Businesses of all types use financial ratios to grasp an idea of financial performance during a specific period or in comparison to previous periods. Although there are numerous financial ratios to choose from, not all apply to nonprofit organizations. Nonprofit organizations either wholly or partly generate revenue from donations, government contracts and government grants. Therefore, financial ratios used to measure their performance should focus specifically on these revenue sources. Examples of financial ratios for nonprofit organizations are reliance on sources of income, benefit expense rate, fund-raising efficiency and current ratio.

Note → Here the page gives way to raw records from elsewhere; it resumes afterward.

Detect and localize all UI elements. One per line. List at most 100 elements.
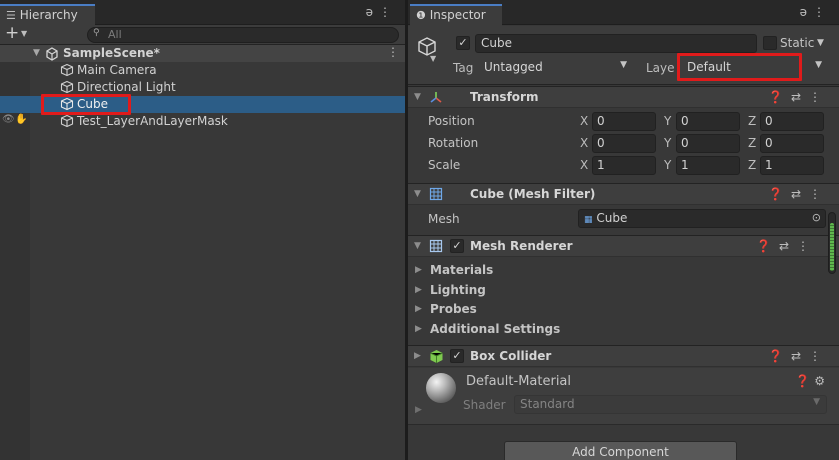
material-icons: ❓⚙ — [795, 374, 829, 388]
tree-item-label: Main Camera — [77, 63, 157, 77]
box-collider-icon — [430, 350, 443, 363]
hierarchy-list-icon: ☰ — [6, 9, 16, 22]
add-button[interactable]: + — [5, 23, 19, 43]
rotation-z-value: 0 — [765, 136, 773, 150]
lock-icon[interactable]: ə — [800, 5, 813, 19]
tab-inspector[interactable]: ❶ Inspector — [410, 4, 502, 26]
help-icon[interactable]: ❓ — [768, 187, 791, 201]
presets-icon[interactable]: ⇄ — [791, 349, 809, 363]
scene-row[interactable]: ▼ SampleScene* ⋮ — [0, 45, 405, 62]
axis-z-label: Z — [748, 136, 757, 150]
help-icon[interactable]: ❓ — [768, 349, 791, 363]
help-icon[interactable]: ❓ — [756, 239, 779, 253]
transform-header[interactable]: ▼ Transform ❓⇄⋮ — [408, 86, 839, 108]
more-menu-icon[interactable]: ⋮ — [813, 5, 831, 19]
collapse-arrow-icon[interactable]: ▼ — [414, 189, 421, 199]
mesh-renderer-icon — [429, 239, 443, 253]
settings-gear-icon[interactable]: ⚙ — [814, 374, 829, 388]
add-component-button[interactable]: Add Component — [504, 441, 737, 460]
rotation-x-field[interactable]: 0 — [592, 134, 656, 153]
section-additional-settings[interactable]: ▶ Additional Settings — [408, 321, 808, 339]
gameobject-cube-icon — [60, 114, 74, 128]
mesh-renderer-header[interactable]: ▼ ✓ Mesh Renderer ❓⇄⋮ — [408, 235, 839, 257]
active-checkbox[interactable]: ✓ — [456, 36, 470, 50]
axis-z-label: Z — [748, 114, 757, 128]
scale-z-field[interactable]: 1 — [760, 156, 824, 175]
section-materials[interactable]: ▶ Materials — [408, 262, 808, 280]
tree-item-main-camera[interactable]: Main Camera — [0, 62, 405, 79]
position-x-value: 0 — [597, 114, 605, 128]
component-icons: ❓⇄⋮ — [768, 90, 829, 104]
gameobject-cube-icon — [60, 80, 74, 94]
mesh-grid-icon: ▦ — [584, 215, 593, 225]
shader-label: Shader — [463, 398, 506, 412]
inspector-panel: ❶ Inspector ə⋮ ▼ ✓ Cube Static ▼ Tag Unt… — [408, 0, 839, 460]
mesh-renderer-title: Mesh Renderer — [470, 239, 573, 253]
inspector-scrollbar[interactable] — [828, 212, 836, 274]
static-checkbox[interactable] — [763, 36, 777, 50]
static-dropdown-icon[interactable]: ▼ — [817, 38, 824, 48]
component-icons: ❓⇄⋮ — [768, 349, 829, 363]
collapse-arrow-icon[interactable]: ▼ — [414, 92, 421, 102]
scale-y-field[interactable]: 1 — [676, 156, 740, 175]
axis-x-label: X — [580, 136, 589, 150]
presets-icon[interactable]: ⇄ — [791, 187, 809, 201]
hierarchy-toolbar: + ▼ ⚲ All — [0, 23, 405, 45]
expand-arrow-icon[interactable]: ▶ — [414, 351, 421, 361]
tree-item-label: Directional Light — [77, 80, 176, 94]
transform-body: Position X 0 Y 0 Z 0 Rotation X 0 Y 0 Z … — [408, 109, 839, 182]
presets-icon[interactable]: ⇄ — [779, 239, 797, 253]
collapse-arrow-icon[interactable]: ▼ — [414, 241, 421, 251]
add-dropdown-icon[interactable]: ▼ — [21, 29, 27, 38]
search-placeholder: All — [108, 28, 122, 41]
material-section: Default-Material ❓⚙ ▶ Shader Standard ▼ — [408, 368, 839, 425]
transform-axes-icon — [430, 92, 442, 103]
expand-arrow-icon[interactable]: ▼ — [33, 48, 40, 58]
box-collider-header[interactable]: ▶ ✓ Box Collider ❓⇄⋮ — [408, 345, 839, 367]
mesh-object-field[interactable]: ▦ Cube ⊙ — [578, 209, 826, 228]
chevron-down-icon: ▼ — [815, 60, 822, 70]
component-icons: ❓⇄⋮ — [756, 239, 817, 253]
more-menu-icon[interactable]: ⋮ — [809, 90, 829, 104]
help-icon[interactable]: ❓ — [795, 374, 814, 388]
tree-item-label: Test_LayerAndLayerMask — [77, 114, 228, 128]
pickable-hand-icon[interactable]: ✋ — [15, 114, 27, 125]
scale-x-value: 1 — [597, 158, 605, 172]
expand-arrow-icon[interactable]: ▶ — [415, 405, 422, 415]
position-y-field[interactable]: 0 — [676, 112, 740, 131]
search-input[interactable]: ⚲ All — [87, 27, 399, 43]
more-menu-icon[interactable]: ⋮ — [809, 187, 829, 201]
position-z-field[interactable]: 0 — [760, 112, 824, 131]
section-lighting[interactable]: ▶ Lighting — [408, 282, 808, 300]
axis-y-label: Y — [664, 158, 672, 172]
presets-icon[interactable]: ⇄ — [791, 90, 809, 104]
more-menu-icon[interactable]: ⋮ — [809, 349, 829, 363]
help-icon[interactable]: ❓ — [768, 90, 791, 104]
rotation-y-field[interactable]: 0 — [676, 134, 740, 153]
rotation-y-value: 0 — [681, 136, 689, 150]
rotation-z-field[interactable]: 0 — [760, 134, 824, 153]
unity-scene-icon — [46, 47, 58, 61]
tag-dropdown[interactable]: Untagged ▼ — [478, 58, 634, 77]
mesh-renderer-enabled-checkbox[interactable]: ✓ — [450, 239, 464, 253]
tree-item-test-layer[interactable]: 👁 ✋ Test_LayerAndLayerMask — [0, 113, 405, 130]
mesh-renderer-body: ▶ Materials ▶ Lighting ▶ Probes ▶ Additi… — [408, 258, 826, 343]
unity-editor: ☰ Hierarchy ə⋮ + ▼ ⚲ All ▼ SampleScene* — [0, 0, 839, 460]
scrollbar-thumb[interactable] — [830, 223, 834, 271]
icon-dropdown-icon[interactable]: ▼ — [430, 54, 436, 63]
object-picker-icon[interactable]: ⊙ — [812, 211, 821, 224]
visibility-eye-icon[interactable]: 👁 — [2, 114, 15, 125]
lock-icon[interactable]: ə — [366, 5, 379, 19]
shader-dropdown[interactable]: Standard ▼ — [514, 395, 827, 414]
box-collider-enabled-checkbox[interactable]: ✓ — [450, 349, 464, 363]
more-menu-icon[interactable]: ⋮ — [379, 5, 397, 19]
mesh-filter-header[interactable]: ▼ Cube (Mesh Filter) ❓⇄⋮ — [408, 183, 839, 205]
section-probes[interactable]: ▶ Probes — [408, 301, 808, 319]
transform-title: Transform — [470, 90, 539, 104]
more-menu-icon[interactable]: ⋮ — [797, 239, 817, 253]
scale-x-field[interactable]: 1 — [592, 156, 656, 175]
object-name-field[interactable]: Cube — [475, 34, 757, 53]
axis-x-label: X — [580, 114, 589, 128]
scene-more-icon[interactable]: ⋮ — [387, 45, 399, 59]
position-x-field[interactable]: 0 — [592, 112, 656, 131]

Reliance on Sources of Income
Nonprofit organizations receive significant portions of their income from one or several major sources. When this happens, the organization may be dependent on such sources to survive. The reliance on sources of income ratio reflects an organization’s financial position if a major source of income decreases or stops and is calculated by dividing the largest source of income by the total income. For example, if ABC Company generated $1 million in revenue in 2010 and sales to DEF Incorporated represented $255,000 of the income received, the reliance of sources of income would be 0.255 ($255,000/$1,000,000). This means ABC would lose more than 25 percent of its annual revenue if income from DEF Incorporated is eliminated.
Benefit Expense Rate
The benefit expense rate reflects employee benefits in proportion to employee salaries and wages and is determined by dividing company-paid benefits (insurance and fringe benefits) divided by total salaries and wages. If ABC Company paid $376,000 in salaries in 2010 and $170,000 of that amount was for health insurance, vacation time and various other benefits, the benefit expense rate would be 0.45. Consequently, 45 percent of the salaries and wages are allocated to employee benefits ($170,000 / $376,000).

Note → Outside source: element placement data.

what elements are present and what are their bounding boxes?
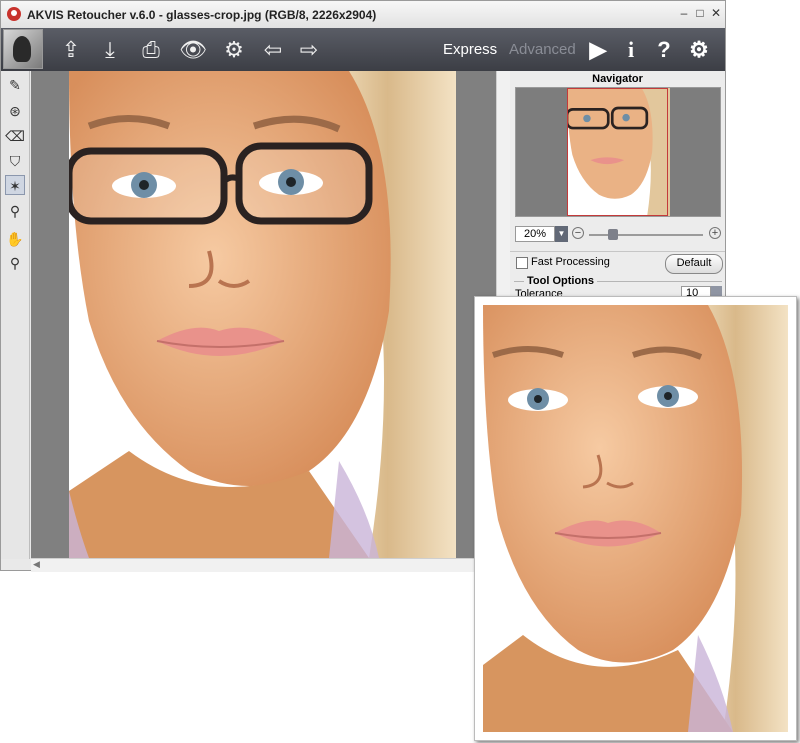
- play-icon[interactable]: ▶: [585, 36, 611, 64]
- before-photo: [69, 71, 456, 558]
- fast-processing-checkbox[interactable]: [516, 257, 528, 269]
- advanced-mode-tab[interactable]: Advanced: [509, 41, 576, 58]
- preferences-eye-icon[interactable]: 👁: [179, 36, 207, 64]
- face-without-glasses-image: [483, 305, 788, 732]
- toolbar: ⇪ ⤓ ⎙ 👁 ⚙ ⇦ ⇨ Express Advanced ▶ i ? ⚙: [1, 28, 725, 71]
- horizontal-scrollbar[interactable]: ◀: [31, 558, 509, 572]
- forward-arrow-icon[interactable]: ⇨: [295, 36, 323, 64]
- panel-divider: [510, 251, 725, 252]
- magic-wand-tool-icon[interactable]: ✶: [5, 175, 25, 195]
- settings-gear-icon[interactable]: ⚙: [686, 36, 712, 64]
- close-button[interactable]: ✕: [709, 6, 723, 20]
- maximize-button[interactable]: □: [693, 6, 707, 20]
- clone-stamp-tool-icon[interactable]: ⊛: [5, 101, 25, 121]
- zoom-out-icon[interactable]: −: [572, 227, 584, 239]
- zoom-dropdown-icon[interactable]: ▼: [555, 226, 568, 242]
- zoom-tool-icon[interactable]: ⚲: [5, 253, 25, 273]
- fast-processing-label: Fast Processing: [531, 256, 610, 268]
- image-canvas[interactable]: [31, 71, 496, 558]
- hand-tool-icon[interactable]: ✋: [5, 229, 25, 249]
- help-icon[interactable]: ?: [651, 36, 677, 64]
- navigator-title: Navigator: [592, 73, 643, 85]
- fill-bucket-tool-icon[interactable]: ⛉: [5, 151, 25, 171]
- back-arrow-icon[interactable]: ⇦: [259, 36, 287, 64]
- navigator-preview[interactable]: [515, 87, 721, 217]
- open-icon[interactable]: ⇪: [57, 36, 85, 64]
- title-bar[interactable]: AKVIS Retoucher v.6.0 - glasses-crop.jpg…: [1, 1, 725, 29]
- after-photo: [483, 305, 788, 732]
- save-icon[interactable]: ⤓: [96, 36, 124, 64]
- window-title: AKVIS Retoucher v.6.0 - glasses-crop.jpg…: [27, 8, 377, 22]
- run-gear-icon[interactable]: ⚙: [220, 36, 248, 64]
- akvis-app-icon: [7, 7, 21, 21]
- scroll-left-arrow-icon[interactable]: ◀: [33, 559, 40, 570]
- minimize-button[interactable]: –: [677, 6, 691, 20]
- default-button[interactable]: Default: [665, 254, 723, 274]
- navigator-thumbnail: [567, 88, 670, 216]
- eraser-tool-icon[interactable]: ⌫: [5, 126, 25, 146]
- navigator-view-rect[interactable]: [567, 88, 668, 216]
- zoom-value-field[interactable]: 20%: [515, 226, 555, 242]
- zoom-in-icon[interactable]: +: [709, 227, 721, 239]
- print-icon[interactable]: ⎙: [137, 36, 165, 64]
- zoom-slider-track[interactable]: [589, 234, 703, 236]
- eyedropper-tool-icon[interactable]: ⚲: [5, 201, 25, 221]
- retoucher-logo: [3, 29, 43, 69]
- result-photo-frame: [474, 296, 797, 741]
- info-icon[interactable]: i: [618, 36, 644, 64]
- face-with-glasses-image: [69, 71, 456, 558]
- tool-options-title: Tool Options: [524, 275, 598, 287]
- express-mode-tab[interactable]: Express: [443, 41, 497, 58]
- zoom-slider-thumb[interactable]: [608, 229, 618, 240]
- brush-tool-icon[interactable]: ✎: [5, 75, 25, 95]
- tool-bar: ✎ ⊛ ⌫ ⛉ ✶ ⚲ ✋ ⚲: [1, 71, 30, 559]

Nonprofit organizations such as the American Heart Association and March for Dimes receive portions of their revenue through fund-raising activities. The fund-raising efficiency ratio is a reflection of an organization's return on the amount spent on fund-raising expenses. Contribution income divided by fund-raising expenses yields the fund-raising efficiency. For example, if ABC Company receives $345,000 in contributed income and spent $250,000 on fund-raising expenses, its fund-raising efficiency ratio is 1.38 ($345,000/$250,000). A fund-raising efficiency of 1.38 means ABC receives $1.38 for every dollar invested in fund-raising expenses.
The current ratio reflects an organization’s ability to pay off short-term debt. Current ratios are the result of current assets divided by current liabilities. For example, if ABC Company has current assets of $335,500 and current liabilities of $275,000, its current ratio is 1.22 ($335,000/$275,000). Thus, the company has $1.22 in current assets for every dollar in current liabilities. Creditors prefer that companies have a current ratio of at least 1, which is an indication of their ability to liquidate all current assets to pay off all current liabilities
Financial ratios are indicators of organizations’ ability to manage assets and survive in various economic environments. However, the significance of financial ratios depends on the industry and previous years’ performance.